Gabe closed his eyes as a
slow sigh escaped between his lips. "Are you trying to
tell me I'm a computer program within some giant computer
god?" He shuddered slightly. Oh Sarah.
"That's too simplistic,
boy," his father replied. "The substrate upon which
life exists and continues is unimportant. Physical existence
or emulated, it doesn't matter. The Omega Point is the pinnacle
of life's continued struggle to survive. We exist now because
the Omega Point was reached before the final collapse of the
universe, but paradoxically it was the very collapse which
allows us to survive. And not only survive, but experience
infinite personal time in finite objective time.
"Life cannot survive
in any other form within the collapse. Emulation is an exact
reproduction. Once you emulate something, the difference between
the emulation and the actual object becomes meaningless. The
emulation is the object. Because we exist as emulations, we
cannot die again and we can forever experience and grow."

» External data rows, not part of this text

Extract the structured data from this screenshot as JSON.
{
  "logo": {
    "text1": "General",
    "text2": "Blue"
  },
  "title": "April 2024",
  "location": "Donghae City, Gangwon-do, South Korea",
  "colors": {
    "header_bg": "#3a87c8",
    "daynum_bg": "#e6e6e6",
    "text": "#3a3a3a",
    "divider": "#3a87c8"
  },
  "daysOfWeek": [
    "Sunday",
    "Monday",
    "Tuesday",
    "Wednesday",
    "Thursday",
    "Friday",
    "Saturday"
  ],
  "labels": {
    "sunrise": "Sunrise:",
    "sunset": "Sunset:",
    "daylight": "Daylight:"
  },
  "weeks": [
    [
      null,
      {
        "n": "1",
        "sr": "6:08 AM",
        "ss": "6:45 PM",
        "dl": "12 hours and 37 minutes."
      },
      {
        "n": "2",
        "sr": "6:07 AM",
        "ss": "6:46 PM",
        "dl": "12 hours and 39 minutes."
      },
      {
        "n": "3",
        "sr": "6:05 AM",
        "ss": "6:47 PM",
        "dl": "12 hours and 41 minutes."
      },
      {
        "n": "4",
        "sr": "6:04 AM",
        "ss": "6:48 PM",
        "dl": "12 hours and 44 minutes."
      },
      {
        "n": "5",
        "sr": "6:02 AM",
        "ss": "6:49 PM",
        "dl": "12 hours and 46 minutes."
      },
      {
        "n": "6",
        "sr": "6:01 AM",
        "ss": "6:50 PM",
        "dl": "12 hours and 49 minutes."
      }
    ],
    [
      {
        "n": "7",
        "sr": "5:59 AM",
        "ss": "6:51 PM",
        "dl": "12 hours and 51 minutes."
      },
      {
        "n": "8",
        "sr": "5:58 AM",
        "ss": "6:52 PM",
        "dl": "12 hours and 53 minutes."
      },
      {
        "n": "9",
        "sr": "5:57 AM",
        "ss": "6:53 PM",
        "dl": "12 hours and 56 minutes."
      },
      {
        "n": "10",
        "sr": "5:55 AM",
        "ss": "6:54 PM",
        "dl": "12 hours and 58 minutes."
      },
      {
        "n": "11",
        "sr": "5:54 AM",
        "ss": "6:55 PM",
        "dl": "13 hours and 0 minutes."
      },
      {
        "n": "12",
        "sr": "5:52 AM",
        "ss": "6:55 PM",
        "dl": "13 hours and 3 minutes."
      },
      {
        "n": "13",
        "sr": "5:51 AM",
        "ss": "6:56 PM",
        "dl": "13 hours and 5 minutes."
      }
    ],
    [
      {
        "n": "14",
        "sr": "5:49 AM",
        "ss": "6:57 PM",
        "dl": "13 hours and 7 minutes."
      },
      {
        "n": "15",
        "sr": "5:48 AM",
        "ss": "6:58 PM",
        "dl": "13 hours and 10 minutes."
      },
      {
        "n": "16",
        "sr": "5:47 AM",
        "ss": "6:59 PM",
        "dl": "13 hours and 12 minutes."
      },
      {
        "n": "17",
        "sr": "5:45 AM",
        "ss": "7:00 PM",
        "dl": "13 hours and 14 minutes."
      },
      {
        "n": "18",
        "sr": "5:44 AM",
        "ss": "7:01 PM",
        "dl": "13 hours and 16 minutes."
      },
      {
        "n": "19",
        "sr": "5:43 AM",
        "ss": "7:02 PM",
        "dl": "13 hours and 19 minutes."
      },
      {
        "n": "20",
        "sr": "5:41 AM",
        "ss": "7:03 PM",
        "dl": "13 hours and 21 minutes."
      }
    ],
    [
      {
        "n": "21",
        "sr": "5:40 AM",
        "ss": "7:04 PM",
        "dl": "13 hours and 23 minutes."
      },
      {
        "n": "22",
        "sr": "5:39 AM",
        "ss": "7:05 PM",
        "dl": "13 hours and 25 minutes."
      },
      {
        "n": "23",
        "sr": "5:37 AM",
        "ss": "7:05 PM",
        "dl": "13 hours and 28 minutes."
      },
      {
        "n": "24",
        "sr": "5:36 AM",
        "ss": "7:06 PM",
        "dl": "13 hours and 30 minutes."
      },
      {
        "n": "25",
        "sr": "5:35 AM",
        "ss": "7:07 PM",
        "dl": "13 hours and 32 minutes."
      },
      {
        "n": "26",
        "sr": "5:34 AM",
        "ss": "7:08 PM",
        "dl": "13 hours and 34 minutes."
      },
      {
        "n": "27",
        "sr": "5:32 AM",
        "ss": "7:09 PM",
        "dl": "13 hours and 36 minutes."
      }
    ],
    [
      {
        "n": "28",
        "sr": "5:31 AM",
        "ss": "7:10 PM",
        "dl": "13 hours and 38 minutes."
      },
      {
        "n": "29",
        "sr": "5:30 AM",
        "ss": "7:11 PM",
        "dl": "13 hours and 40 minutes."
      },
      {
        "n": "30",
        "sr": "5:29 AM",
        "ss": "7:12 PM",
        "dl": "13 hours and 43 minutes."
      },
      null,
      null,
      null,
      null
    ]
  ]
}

Gabe's father moved around
the chair to stand in front of his son. Gabe's head was still
lowered and eyes closed, his fingers rubbing at the small,
worn cross. "The choice is yours, Gabriel. You've seen
the truth. Now you must choose between truth or what you believe
is true.
"Sarah's already made
her choice."
Gabe's eyes snapped open.
He stared up at his father as tears welled up. A drop escaped
and rolled slowly down his cheek.
"Sarah," Gabe said
in a ragged whisper. The silver cross dropped to the wooden
floor with small, bouncing clicks. His breathing came in tattered
spurts. Sarah?
There was only one choice
to make.
The tsunami broke.
The door at the far end of
the room began to open as both men turned to look. Bright
gold light streamed out from around the frame. Gabe couldn't
make out the figure in the doorway walking towards him, but
he knew who it was, who it must be.
A light breeze brushed across
his face, bringing memories of a lazy, cool autumn afternoon
of days long past. His heart beat fiercely in his chest. A
beat strong with the prospect of a long journey ending, or
maybe just beginning.
Slowly, he could make out
a familiar smile surrounded by soft, cascading, auburn hair.
It was the smile of old promises kept and those yet to come.